Arrivés au beau milieu de la bataille de Bangui entre anti-balakas et Seleka, les 2 000 militaires français avaient alors été accueillis en sauveurs. En six mois, le général Soriano aura déployé ses troupes en appui de la Mission internationale de soutien à la Centrafrique sous conduite de l'Union africaine, la Misca, un peu partout dans le pays et rouvert la route du Cameroun, principale voie d’approvisionnement.

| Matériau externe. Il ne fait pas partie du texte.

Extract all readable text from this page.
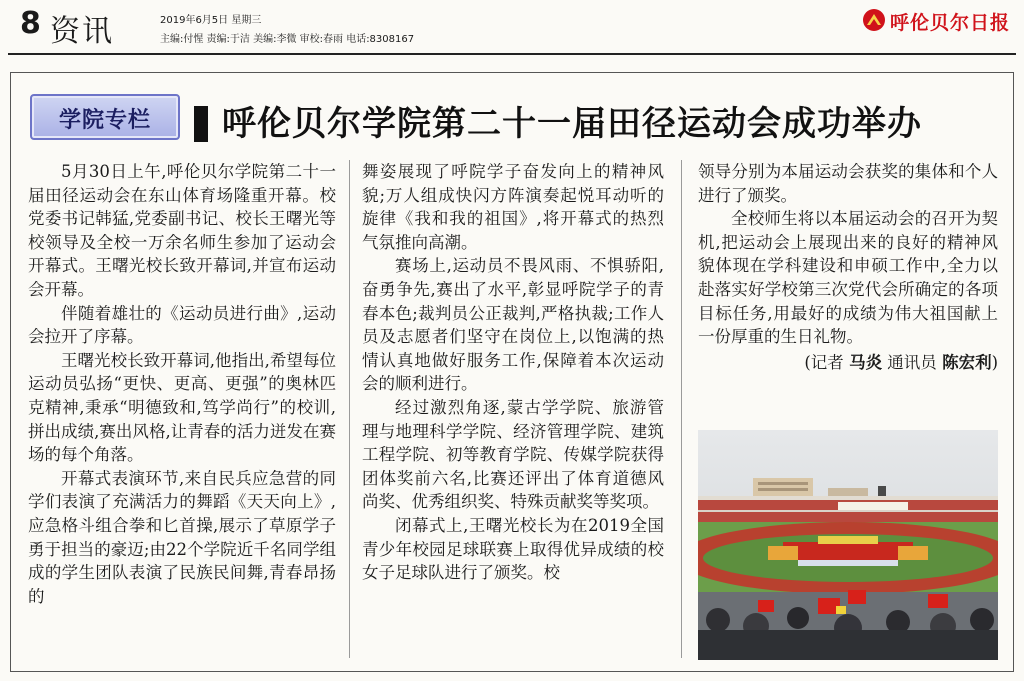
8 资讯	2019年6月5日 星期三
主编:付惺 责编:于洁 美编:李微 审校:春雨 电话:8308167
呼伦贝尔日报
学院专栏	呼伦贝尔学院第二十一届田径运动会成功举办

5月30日上午,呼伦贝尔学院第二十一届田径运动会在东山体育场隆重开幕。校党委书记韩猛,党委副书记、校长王曙光等校领导及全校一万余名师生参加了运动会开幕式。王曙光校长致开幕词,并宣布运动会开幕。

伴随着雄壮的《运动员进行曲》,运动会拉开了序幕。

王曙光校长致开幕词,他指出,希望每位运动员弘扬“更快、更高、更强”的奥林匹克精神,秉承“明德致和,笃学尚行”的校训,拼出成绩,赛出风格,让青春的活力迸发在赛场的每个角落。

开幕式表演环节,来自民兵应急营的同学们表演了充满活力的舞蹈《天天向上》,应急格斗组合拳和匕首操,展示了草原学子勇于担当的豪迈;由22个学院近千名同学组成的学生团队表演了民族民间舞,青春昂扬的

舞姿展现了呼院学子奋发向上的精神风貌;万人组成快闪方阵演奏起悦耳动听的旋律《我和我的祖国》,将开幕式的热烈气氛推向高潮。

赛场上,运动员不畏风雨、不惧骄阳,奋勇争先,赛出了水平,彰显呼院学子的青春本色;裁判员公正裁判,严格执裁;工作人员及志愿者们坚守在岗位上,以饱满的热情认真地做好服务工作,保障着本次运动会的顺利进行。

经过激烈角逐,蒙古学学院、旅游管理与地理科学学院、经济管理学院、建筑工程学院、初等教育学院、传媒学院获得团体奖前六名,比赛还评出了体育道德风尚奖、优秀组织奖、特殊贡献奖等奖项。

闭幕式上,王曙光校长为在2019全国青少年校园足球联赛上取得优异成绩的校女子足球队进行了颁奖。校

领导分别为本届运动会获奖的集体和个人进行了颁奖。

全校师生将以本届运动会的召开为契机,把运动会上展现出来的良好的精神风貌体现在学科建设和申硕工作中,全力以赴落实好学校第三次党代会所确定的各项目标任务,用最好的成绩为伟大祖国献上一份厚重的生日礼物。

(记者 马炎 通讯员 陈宏利)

Nouvelle étape avant la mise en place de la Minusca
Globalement, la force française aura probablement contribué à empêcher des massacres à grande échelle, voire un génocide. Pour autant, la situation reste explosive : les armes pullulent, le banditisme s’envole et les groupes armés sont toujours très puissants.
Après 200 jours de présence en Centrafrique, les soldats français suscitent aujourd’hui la déception, voire l’hostilité d’une grande partie de la population. L’opération, initialement de courte durée, s’installe sur du long terme. Le nouveau commandant de la force, le général Bellot des Minières devra notamment appuyer le déploiement progressif des casques bleus dans le pays à partir de septembre (Minusca).
Quant au retrait des soldats français, il n’interviendra qu’après, c'est-à-dire pas avant la fin de l’année 2014.